The book concludes with a generous thirty pages of unannotated book lists, bibliographies both personal and canonical. The chronology of historically important children's books is similar to a reading list for a university course in children's literature. Ditto for the list of early children's books by and about Canada. Rae's personal lists of recent Canadian favourites in English cover younger readers (100), older readers (100), non-fiction (42), poetry (19), series (11), and short stories (24). Browsing these lists is like snooping at a well-read friend's bookshelves. The inclusion of the Morningside children's book panel choices (Canadian and international, grouped by age) from November 1992 to May 1997 is another bonus. Rae rounds out the recommendations with lists of the winners of major Canadian, American, and international awards (in that order). This is a very handy section but could have been improved with a quick reference to The Children's Literature Web Guide Site (http://www.ace.ucalgary.ca/~dkbrown/), which updates such lists, hosts book discussions, and provides many other links.

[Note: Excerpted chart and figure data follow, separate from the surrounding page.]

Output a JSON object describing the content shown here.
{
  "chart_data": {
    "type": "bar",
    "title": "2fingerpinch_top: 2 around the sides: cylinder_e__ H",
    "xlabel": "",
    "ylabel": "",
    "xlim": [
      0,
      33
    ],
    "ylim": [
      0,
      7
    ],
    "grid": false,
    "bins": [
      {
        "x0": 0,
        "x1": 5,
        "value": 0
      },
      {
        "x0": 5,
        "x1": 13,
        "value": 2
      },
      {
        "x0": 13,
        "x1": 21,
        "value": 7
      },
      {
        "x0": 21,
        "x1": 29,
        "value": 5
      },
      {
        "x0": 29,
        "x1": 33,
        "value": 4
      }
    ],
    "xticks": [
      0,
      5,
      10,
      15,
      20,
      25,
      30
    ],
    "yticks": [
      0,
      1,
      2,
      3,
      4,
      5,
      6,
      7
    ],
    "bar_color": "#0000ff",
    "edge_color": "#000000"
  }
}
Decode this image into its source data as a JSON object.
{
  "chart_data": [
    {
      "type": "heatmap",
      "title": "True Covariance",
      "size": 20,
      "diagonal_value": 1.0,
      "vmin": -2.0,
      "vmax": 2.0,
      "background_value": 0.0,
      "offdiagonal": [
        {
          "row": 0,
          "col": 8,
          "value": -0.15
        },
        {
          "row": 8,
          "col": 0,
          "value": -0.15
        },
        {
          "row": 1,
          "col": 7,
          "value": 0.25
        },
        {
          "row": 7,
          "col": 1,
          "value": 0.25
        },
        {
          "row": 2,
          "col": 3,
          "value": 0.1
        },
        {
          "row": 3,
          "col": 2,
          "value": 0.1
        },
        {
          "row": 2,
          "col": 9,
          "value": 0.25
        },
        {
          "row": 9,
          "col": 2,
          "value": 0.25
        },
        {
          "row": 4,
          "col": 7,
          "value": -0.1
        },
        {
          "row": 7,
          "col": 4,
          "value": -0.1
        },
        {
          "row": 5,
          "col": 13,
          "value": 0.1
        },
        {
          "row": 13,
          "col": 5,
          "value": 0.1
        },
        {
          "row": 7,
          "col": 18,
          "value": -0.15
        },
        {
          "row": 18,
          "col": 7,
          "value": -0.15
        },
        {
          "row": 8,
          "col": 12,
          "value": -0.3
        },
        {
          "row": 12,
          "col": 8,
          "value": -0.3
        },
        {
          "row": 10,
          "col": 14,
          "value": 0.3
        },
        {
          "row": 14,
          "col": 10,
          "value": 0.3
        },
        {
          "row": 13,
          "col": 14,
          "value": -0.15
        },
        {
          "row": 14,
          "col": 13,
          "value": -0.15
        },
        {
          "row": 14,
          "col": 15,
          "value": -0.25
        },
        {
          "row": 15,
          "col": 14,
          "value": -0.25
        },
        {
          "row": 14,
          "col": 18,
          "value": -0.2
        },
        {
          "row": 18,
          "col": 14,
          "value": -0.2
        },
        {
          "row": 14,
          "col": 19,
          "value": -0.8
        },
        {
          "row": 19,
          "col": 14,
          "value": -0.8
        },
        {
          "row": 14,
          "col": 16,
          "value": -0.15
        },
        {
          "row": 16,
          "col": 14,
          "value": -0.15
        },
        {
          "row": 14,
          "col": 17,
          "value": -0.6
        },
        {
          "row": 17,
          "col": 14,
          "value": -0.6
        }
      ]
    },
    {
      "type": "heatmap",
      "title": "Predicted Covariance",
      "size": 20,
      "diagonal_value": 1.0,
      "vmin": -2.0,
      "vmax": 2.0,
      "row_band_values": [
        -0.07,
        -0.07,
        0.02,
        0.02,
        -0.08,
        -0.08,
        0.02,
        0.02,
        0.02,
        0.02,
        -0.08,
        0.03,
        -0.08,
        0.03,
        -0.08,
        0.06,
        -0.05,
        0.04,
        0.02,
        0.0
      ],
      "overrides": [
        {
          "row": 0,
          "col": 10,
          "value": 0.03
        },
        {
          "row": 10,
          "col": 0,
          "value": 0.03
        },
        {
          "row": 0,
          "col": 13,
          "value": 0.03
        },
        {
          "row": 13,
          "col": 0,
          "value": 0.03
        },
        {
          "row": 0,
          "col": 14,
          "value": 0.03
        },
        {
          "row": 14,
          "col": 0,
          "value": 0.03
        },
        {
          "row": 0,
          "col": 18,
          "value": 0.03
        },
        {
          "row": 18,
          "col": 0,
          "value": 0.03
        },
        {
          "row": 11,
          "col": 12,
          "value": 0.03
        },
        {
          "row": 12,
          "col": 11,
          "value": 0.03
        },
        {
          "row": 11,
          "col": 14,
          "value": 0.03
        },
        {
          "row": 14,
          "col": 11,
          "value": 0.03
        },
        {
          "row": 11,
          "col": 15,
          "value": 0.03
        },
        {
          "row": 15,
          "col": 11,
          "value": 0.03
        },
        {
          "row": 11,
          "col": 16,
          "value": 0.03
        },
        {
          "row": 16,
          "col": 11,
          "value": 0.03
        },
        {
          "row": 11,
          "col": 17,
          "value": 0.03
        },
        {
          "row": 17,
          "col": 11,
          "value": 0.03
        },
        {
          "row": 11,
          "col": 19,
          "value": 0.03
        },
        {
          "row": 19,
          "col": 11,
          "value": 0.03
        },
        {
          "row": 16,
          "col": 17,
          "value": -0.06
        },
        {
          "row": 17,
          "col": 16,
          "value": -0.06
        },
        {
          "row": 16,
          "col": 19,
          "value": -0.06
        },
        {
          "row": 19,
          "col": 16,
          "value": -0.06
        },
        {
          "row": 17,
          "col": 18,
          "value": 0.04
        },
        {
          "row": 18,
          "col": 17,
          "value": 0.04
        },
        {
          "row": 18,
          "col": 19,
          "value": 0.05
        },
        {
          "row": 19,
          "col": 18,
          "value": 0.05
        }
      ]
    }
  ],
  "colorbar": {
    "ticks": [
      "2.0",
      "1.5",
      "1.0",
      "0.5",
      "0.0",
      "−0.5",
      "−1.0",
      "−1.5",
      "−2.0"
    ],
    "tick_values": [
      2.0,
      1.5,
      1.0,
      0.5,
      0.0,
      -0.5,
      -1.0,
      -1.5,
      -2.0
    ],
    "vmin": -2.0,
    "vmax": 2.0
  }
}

There are a few problems. Rae's own writing relies too often on overused reviewer's adjectives (dazzling, stunning, spectacular). I found a number of typos, mostly of names. In her discussion of Native and Inuit stories, Rae mentions Richardo Keens-Douglas, who to the best of my knowledge does not tell such stories. Alice Kane's The Dreamer Awake is in the poetry rather than the short story list. And though the cursive headings are otherwise attractive, the ornate upper case makes acronyms difficult to read.
Everybody's Favourites will surely prompt readers to reflect on their own literary epiphanies. I identified most closely with the experience of Adrienne Clarkson, who fell under the spell of Maurice Sendak's Higglety Pigglety Pop! Or, There Must Be More to Life, as an adult. I recognized myself in Barbara Cooney's Miss Rumphius at the tender age of twenty-five. Buy or borrow Everybody's Favourites for the read-aloud stories, biographical snippets, historical commentary, and especially for the book lists and recommendations. After all, 'tis the season. Give some lucky person, young or old, a life-changing book.